Minimalism: Uncluttered Course Week One
|Photo from Penguin Random House|
Joshua Becker, one of the strongest and most honestly practical voices within the minimalist movement, released his first book through a major publisher last week. The More of Less: Finding the Life You Want Under Everything You Own is nothing short of life-challenging, life-changing, life-giving. Many of you are reading it and taking Joshua's course Uncluttered with me. And those that aren't, well, you're missing out. Honest.
This phenomenal new resource is pushing me to give and do and be more. As I type, I'm staring at an amazingly high pile of unwanted objects. I thought I had pretty much cleared out the clutter. In fact, I am content with the level of minimalism in our home. What we have works for us. Yet, when I opened a cabinet I noticed several things we no longer used. When I hung up the rain jacket, I saw the under-worn jacket hanging limply in the closet. These items are fine living in my home, but truly someone else could use them more. My heart has started to follow my hands in how it holds onto our possessions - loosely, very loosely.
In week one of the Uncluttered course, Joshua asks us to declare our "why" for minimalism. Since David and I have been journeying for a while, I kinda thought we had this assignment nailed. Our family motto still rings true yet I realized that my voice has been the loudest as we've walked this counter-cultural road. I wanted to hear David's voice, his dreams, his desires.
See, I am the dreamer in my family. I love goals and vision and brainstorming the seemingly impossible. I also love practical and easy to accomplish steps. David, practically turns green when I mention setting goals for our family. It's not that he doesn't want purpose or defined focus, he's just wired to go about them differently. Truthfully, sometimes I want to tell him to lighten up and don't get so hung up on the semantics of the thing. [smile]
When it comes to how our home is run, I lead the daily to do's. He keeps me in check, as a good husband should, but he trusts me. Still over the years, minimalism has changed David. He no longer buys items just to own them. He calculates if we have the space and if he has the time to properly care for whatever he desires. He has disowned many items because he recognizes that these items don't bring him happiness, healthy relationships do. But, I'm still the dreamer, the motivator. I enjoy this role, but we're reaching a point as a family where some of our "one day..." and "sometime..." could be realities. And while I love to dream, I really, really need David's insight and encouragement to risk. Funny that. I'm not the risk taker. He is.
So I'm learning to listen to his voice in our minimalist home and I'm pushing myself to risk. One of those "risks" has been to welcome several of you into my home. Not just for tea or a chat, but so you can physically see how we live. I try to answer your questions. I don't view this as a bragging game, but an idea generator. Sometimes it just helps to see how someone does something. So closets are opened, drawers are pulled, and my prayer is you leave filled with possibility for your own space. [I'm happy to have more visitors, so just holler if you want to see, but I'm also hoping to see some of your spaces. I'm still learning and growing too and you have ways of inspiring me.]

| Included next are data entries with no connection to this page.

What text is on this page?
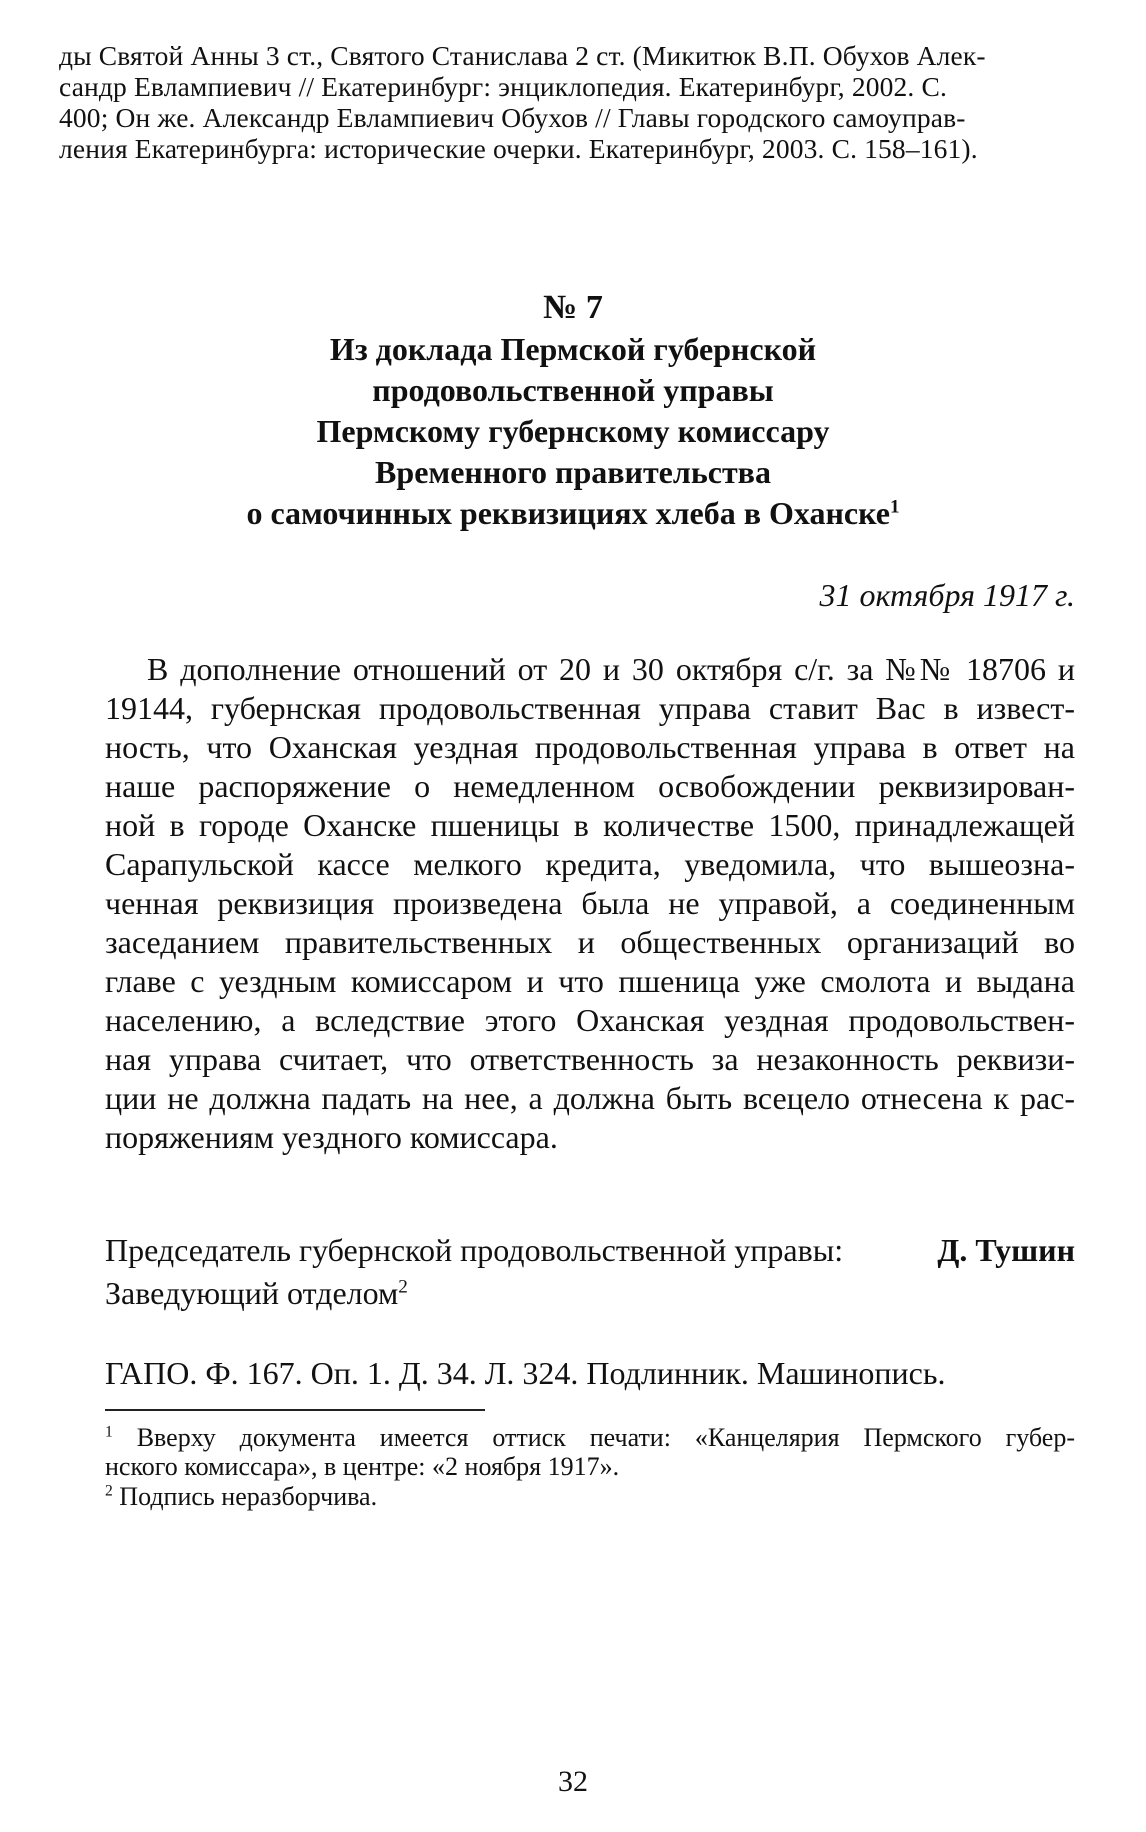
ды Святой Анны 3 ст., Святого Станислава 2 ст. (Микитюк В.П. Обухов Алек-
сандр Евлампиевич // Екатеринбург: энциклопедия. Екатеринбург, 2002. С.
400; Он же. Александр Евлампиевич Обухов // Главы городского самоуправ-
ления Екатеринбурга: исторические очерки. Екатеринбург, 2003. С. 158–161).
№ 7
Из доклада Пермской губернской
продовольственной управы
Пермскому губернскому комиссару
Временного правительства
о самочинных реквизициях хлеба в Оханске$^1$
31 октября 1917 г.
В дополнение отношений от 20 и 30 октября с/г. за №№ 18706 и
19144, губернская продовольственная управа ставит Вас в извест-
ность, что Оханская уездная продовольственная управа в ответ на
наше распоряжение о немедленном освобождении реквизирован-
ной в городе Оханске пшеницы в количестве 1500, принадлежащей
Сарапульской кассе мелкого кредита, уведомила, что вышеозна-
ченная реквизиция произведена была не управой, а соединенным
заседанием правительственных и общественных организаций во
главе с уездным комиссаром и что пшеница уже смолота и выдана
населению, а вследствие этого Оханская уездная продовольствен-
ная управа считает, что ответственность за незаконность реквизи-
ции не должна падать на нее, а должна быть всецело отнесена к рас-
поряжениям уездного комиссара.
Председатель губернской продовольственной управы:	Д. Тушин
Заведующий отделом$^2$
ГАПО. Ф. 167. Оп. 1. Д. 34. Л. 324. Подлинник. Машинопись.
$^1$ Вверху документа имеется оттиск печати: «Канцелярия Пермского губер-
нского комиссара», в центре: «2 ноября 1917».
$^2$ Подпись неразборчива.
32
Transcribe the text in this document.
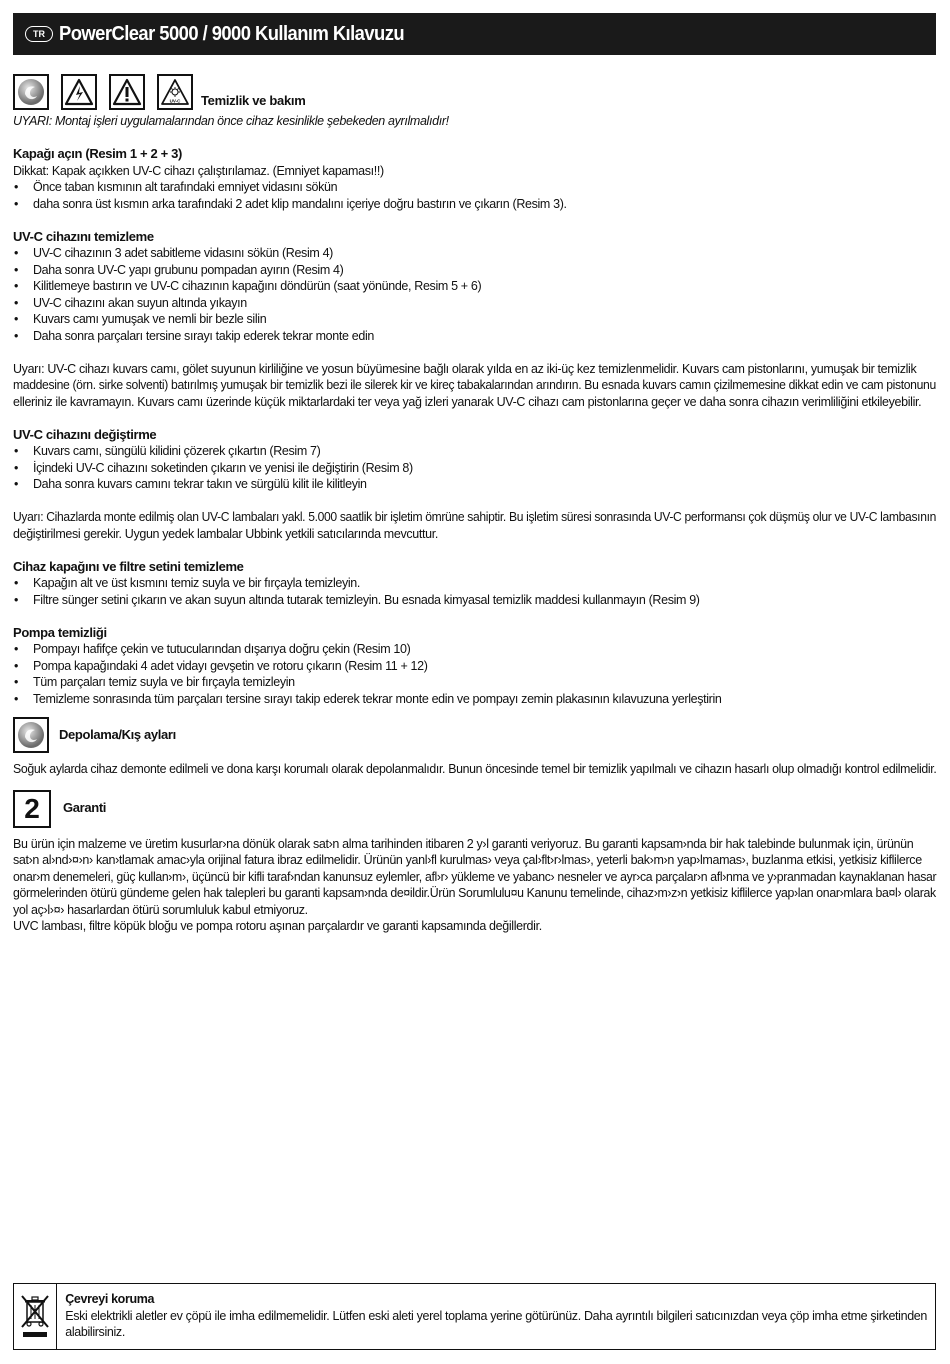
TR PowerClear 5000 / 9000 Kullanım Kılavuzu
UV-C Temizlik ve bakım

UYARI: Montaj işleri uygulamalarından önce cihaz kesinlikle şebekeden ayrılmalıdır!

Kapağı açın (Resim 1 + 2 + 3)

Dikkat: Kapak açıkken UV-C cihazı çalıştırılamaz. (Emniyet kapaması!!)

• Önce taban kısmının alt tarafındaki emniyet vidasını sökün
• daha sonra üst kısmın arka tarafındaki 2 adet klip mandalını içeriye doğru bastırın ve çıkarın (Resim 3).
UV-C cihazını temizleme
• UV-C cihazının 3 adet sabitleme vidasını sökün (Resim 4)
• Daha sonra UV-C yapı grubunu pompadan ayırın (Resim 4)
• Kilitlemeye bastırın ve UV-C cihazının kapağını döndürün (saat yönünde, Resim 5 + 6)
• UV-C cihazını akan suyun altında yıkayın
• Kuvars camı yumuşak ve nemli bir bezle silin
• Daha sonra parçaları tersine sırayı takip ederek tekrar monte edin
Uyarı: UV-C cihazı kuvars camı, gölet suyunun kirliliğine ve yosun büyümesine bağlı olarak yılda en az iki-üç kez temizlenmelidir. Kuvars cam pistonlarını, yumuşak bir temizlik
maddesine (örn. sirke solventi) batırılmış yumuşak bir temizlik bezi ile silerek kir ve kireç tabakalarından arındırın. Bu esnada kuvars camın çizilmemesine dikkat edin ve cam pistonunu
elleriniz ile kavramayın. Kuvars camı üzerinde küçük miktarlardaki ter veya yağ izleri yanarak UV-C cihazı cam pistonlarına geçer ve daha sonra cihazın verimliliğini etkileyebilir.
UV-C cihazını değiştirme
• Kuvars camı, süngülü kilidini çözerek çıkartın (Resim 7)
• İçindeki UV-C cihazını soketinden çıkarın ve yenisi ile değiştirin (Resim 8)
• Daha sonra kuvars camını tekrar takın ve sürgülü kilit ile kilitleyin
Uyarı: Cihazlarda monte edilmiş olan UV-C lambaları yakl. 5.000 saatlik bir işletim ömrüne sahiptir. Bu işletim süresi sonrasında UV-C performansı çok düşmüş olur ve UV-C lambasının
değiştirilmesi gerekir. Uygun yedek lambalar Ubbink yetkili satıcılarında mevcuttur.
Cihaz kapağını ve filtre setini temizleme
• Kapağın alt ve üst kısmını temiz suyla ve bir fırçayla temizleyin.
• Filtre sünger setini çıkarın ve akan suyun altında tutarak temizleyin. Bu esnada kimyasal temizlik maddesi kullanmayın (Resim 9)
Pompa temizliği
• Pompayı hafifçe çekin ve tutucularından dışarıya doğru çekin (Resim 10)
• Pompa kapağındaki 4 adet vidayı gevşetin ve rotoru çıkarın (Resim 11 + 12)
• Tüm parçaları temiz suyla ve bir fırçayla temizleyin
• Temizleme sonrasında tüm parçaları tersine sırayı takip ederek tekrar monte edin ve pompayı zemin plakasının kılavuzuna yerleştirin
Depolama/Kış ayları

Soğuk aylarda cihaz demonte edilmeli ve dona karşı korumalı olarak depolanmalıdır. Bunun öncesinde temel bir temizlik yapılmalı ve cihazın hasarlı olup olmadığı kontrol edilmelidir.

2	Garanti
Bu ürün için malzeme ve üretim kusurlar›na dönük olarak sat›n alma tarihinden itibaren 2 y›l garanti veriyoruz. Bu garanti kapsam›nda bir hak talebinde bulunmak için, ürünün
sat›n al›nd›¤›n› kan›tlamak amac›yla orijinal fatura ibraz edilmelidir. Ürünün yanl›fl kurulmas› veya çal›flt›r›lmas›, yeterli bak›m›n yap›lmamas›, buzlanma etkisi, yetkisiz kiflilerce
onar›m denemeleri, güç kullan›m›, üçüncü bir kifli taraf›ndan kanunsuz eylemler, afl›r› yükleme ve yabanc› nesneler ve ayr›ca parçalar›n afl›nma ve y›pranmadan kaynaklanan hasar
görmelerinden ötürü gündeme gelen hak talepleri bu garanti kapsam›nda de¤ildir.Ürün Sorumlulu¤u Kanunu temelinde, cihaz›m›z›n yetkisiz kiflilerce yap›lan onar›mlara ba¤l› olarak
yol aç›l›¤› hasarlardan ötürü sorumluluk kabul etmiyoruz.
UVC lambası, filtre köpük bloğu ve pompa rotoru aşınan parçalardır ve garanti kapsamında değillerdir.
Çevreyi koruma
Eski elektrikli aletler ev çöpü ile imha edilmemelidir. Lütfen eski aleti yerel toplama yerine götürünüz. Daha ayrıntılı bilgileri satıcınızdan veya çöp imha etme şirketinden
alabilirsiniz.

This whole mission of minimalism isn't about reaching a nirvana-like state where no clean-up is required. And it's certainly not about winning some prize for lowest number of possessions. What it has always been and always will be is a chance for us to live simply so Christ, in us, is made great through us.
Uncluttered, The More of Less, and the conversations I'm having with you and my husband are leading into a new phase of minimalism for my family. We are on the cusp of taking this to the next level. We cannot stay in the infant stage forever [how boring!]. It's time to start growing up, risking a little [or a lot] and trusting that where our treasure is there His heart will be. It's about walking with faith and not sight.